Précis de Patrologie

6.3 — Commodien et anonymes contemporains.

On a beaucoup discuté sur l’époque et le pays où a vécu Commodien, « le mendiant du Christ », comme il se nomme lui-même. Il paraît certain cependant qu’il vécut en Afrique, et plus probable qu’il a écrit entre les années 251-258 sous l’épiscopat de saint Cyprien. Il était né de parents païens, chercha pendant quelque temps la vérité un peu de tout côté, enfin se convertit et reçut le baptême. A la suite de quelque faute, il dut faire pénitence, et devint chrétien fervent. Mais il resta toujours laïque. On a supposé seulement, pour expliquer la qualité de gasaeus qu’il se donne, qu’il avait été trésorier de l’Église à laquelle il appartenait. C’était, au point de vue moral, un personnage d’un caractère indépendant, d’une franchise un peu brusque, mais désintéressé et généreux ; au point de vue intellectuel, un homme peu instruit, ignorant des classiques, nullement philosophe, une sorte de demi-lettré sorti du peuple et écrivant pour lui.

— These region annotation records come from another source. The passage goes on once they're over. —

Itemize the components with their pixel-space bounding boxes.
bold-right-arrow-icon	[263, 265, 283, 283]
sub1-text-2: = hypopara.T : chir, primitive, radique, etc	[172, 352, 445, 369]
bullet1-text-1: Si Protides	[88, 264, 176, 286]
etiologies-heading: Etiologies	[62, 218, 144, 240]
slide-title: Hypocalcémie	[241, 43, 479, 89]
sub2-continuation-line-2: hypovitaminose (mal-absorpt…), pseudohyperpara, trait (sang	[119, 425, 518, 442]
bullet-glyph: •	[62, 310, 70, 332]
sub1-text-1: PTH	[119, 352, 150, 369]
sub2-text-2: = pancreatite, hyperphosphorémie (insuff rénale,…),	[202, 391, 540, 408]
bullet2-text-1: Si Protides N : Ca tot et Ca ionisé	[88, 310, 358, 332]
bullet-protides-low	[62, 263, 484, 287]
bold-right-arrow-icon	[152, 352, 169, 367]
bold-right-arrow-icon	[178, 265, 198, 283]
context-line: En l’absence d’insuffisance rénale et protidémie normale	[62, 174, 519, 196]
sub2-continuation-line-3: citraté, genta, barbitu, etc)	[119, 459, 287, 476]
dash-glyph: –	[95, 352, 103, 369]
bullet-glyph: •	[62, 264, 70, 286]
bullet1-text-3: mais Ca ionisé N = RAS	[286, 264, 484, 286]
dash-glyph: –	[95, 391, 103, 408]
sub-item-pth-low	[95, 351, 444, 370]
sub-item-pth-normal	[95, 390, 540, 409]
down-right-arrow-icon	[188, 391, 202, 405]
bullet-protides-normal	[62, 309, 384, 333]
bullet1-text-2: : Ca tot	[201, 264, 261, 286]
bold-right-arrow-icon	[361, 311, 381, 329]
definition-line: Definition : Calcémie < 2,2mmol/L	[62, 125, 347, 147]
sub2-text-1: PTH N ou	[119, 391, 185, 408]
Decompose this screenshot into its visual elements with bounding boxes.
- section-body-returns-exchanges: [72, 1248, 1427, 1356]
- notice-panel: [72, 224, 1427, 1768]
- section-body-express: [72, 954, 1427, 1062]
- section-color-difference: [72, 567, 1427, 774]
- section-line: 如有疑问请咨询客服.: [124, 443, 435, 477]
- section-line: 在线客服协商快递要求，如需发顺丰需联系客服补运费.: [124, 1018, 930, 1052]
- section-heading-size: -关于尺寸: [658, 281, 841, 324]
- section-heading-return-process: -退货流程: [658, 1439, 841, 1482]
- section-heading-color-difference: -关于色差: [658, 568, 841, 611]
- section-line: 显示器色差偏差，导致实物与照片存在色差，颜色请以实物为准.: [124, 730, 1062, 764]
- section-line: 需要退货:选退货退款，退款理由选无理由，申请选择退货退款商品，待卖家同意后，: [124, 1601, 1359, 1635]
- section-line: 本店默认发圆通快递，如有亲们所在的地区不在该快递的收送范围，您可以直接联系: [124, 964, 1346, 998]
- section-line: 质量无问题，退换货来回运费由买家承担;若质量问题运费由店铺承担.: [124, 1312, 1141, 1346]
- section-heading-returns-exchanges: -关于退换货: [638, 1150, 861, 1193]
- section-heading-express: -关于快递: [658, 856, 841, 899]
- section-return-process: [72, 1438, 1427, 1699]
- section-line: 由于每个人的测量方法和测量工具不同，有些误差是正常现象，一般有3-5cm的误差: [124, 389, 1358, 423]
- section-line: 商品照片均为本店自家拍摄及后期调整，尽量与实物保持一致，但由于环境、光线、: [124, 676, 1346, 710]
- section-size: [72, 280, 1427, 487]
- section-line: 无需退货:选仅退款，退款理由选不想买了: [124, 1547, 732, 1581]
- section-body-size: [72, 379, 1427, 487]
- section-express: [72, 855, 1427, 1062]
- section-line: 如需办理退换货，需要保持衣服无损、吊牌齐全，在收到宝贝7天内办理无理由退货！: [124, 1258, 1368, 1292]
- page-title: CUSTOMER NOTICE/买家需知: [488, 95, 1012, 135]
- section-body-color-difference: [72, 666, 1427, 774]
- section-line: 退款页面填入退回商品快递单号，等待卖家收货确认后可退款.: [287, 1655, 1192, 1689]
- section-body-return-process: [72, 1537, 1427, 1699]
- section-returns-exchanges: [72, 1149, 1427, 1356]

Les œuvres de Commodien offrent cette particularité d’être écrites en vers, mais en vers d’une allure spéciale. L’auteur a voulu faire des hexamètres. Pour cela, il pratique exactement la césure à la suite du second pied, et donne aux deux derniers pieds l’apparence d’être, au moins dans la prononciation, un dactyle et un spondée. Mais du reste, il néglige complètement la valeur prosodique des syllabes. Sur les 1060 vers du Carmen apologeticum, 26 seulement sont justes. Et cette négligence n’est pas intentionnelle : en réalité Commodien, comme le peuple dont il parle la langue, ignore la prosodie. Il lui est resté seulement dans l’oreille un vague souvenir du rythme virgilien, et il le reproduit tant bien que mal. Son style est des plus défectueux : non pas que l’auteur manque d’imagination et de vie, mais sa syntaxe est incorrecte et son art de composer nul. « Ses œuvres, dit P. Monceaux, renferment la plus belle collection de barbarismes qu’ait pu rêver le plus mauvais latiniste. »

Il reste de Commodien deux ouvrages, les Instructions et le Carmen apologeticum ou Poème apologétique. Les Instructions sont un recueil de quatre-vingts pièces contenant chacune de six à quarante-huit vers, et divisées en deux livres. Toutes les pièces, sauf deux, sont acrostiches, c’est-à-dire que les premières lettres des vers, mises à la suite l’une de l’autre, donnent le titre du morceau. Le premier livre est dirigé surtout contre les païens et les juifs ; le second s’occupe de questions morales et disciplinaires. — Le Poème apologétique contre les juifs et les païens est, en réalité, une sorte d’exposé de la religion chrétienne. La dernière partie (vers 791-1060), où sont décrits le millenium et la fin du monde, est la plus remarquable par la vivacité et le relief.

Indépendamment d’un certain nombre de lettres adressées à saint Cyprien et qui, dans les éditions, ont trouvé place parmi les siennes, il faut rapporter également au milieu du iiie siècle quelques ouvrages rédigés en Afrique et dont les auteurs sont inconnusa : une Exhortatio ad paenitentiam ; un traité Ad Novatianum, œuvre d’un évêque qui écrivait vers 253 ; un traité De rebaptismate, qui est probablement de 256 et qui soutient, contre saint Cyprien, la thèse romaine ; un traité de la Pâque De pascha computus), paru en 243, qui réédite, en le corrigeant, saint Hippolyte ; un De laude martyrii, assez pauvre de fond, qui doit être de 252 ou 253 ; un De spectaculis et un De bono pudicitiae, pâles imitations de Tertullien et prétendant, à faux, être de la plume de saint Cyprien ; enfin un sermon Sur les joueurs (De aleatoribus), œuvre incorrecte, mais forte et vivante, et beau spécimen de la prédication populaire.

a – Ces ouvrages se trouvent parmi les spuria de saint Cyprien, édit. Hartel, iii.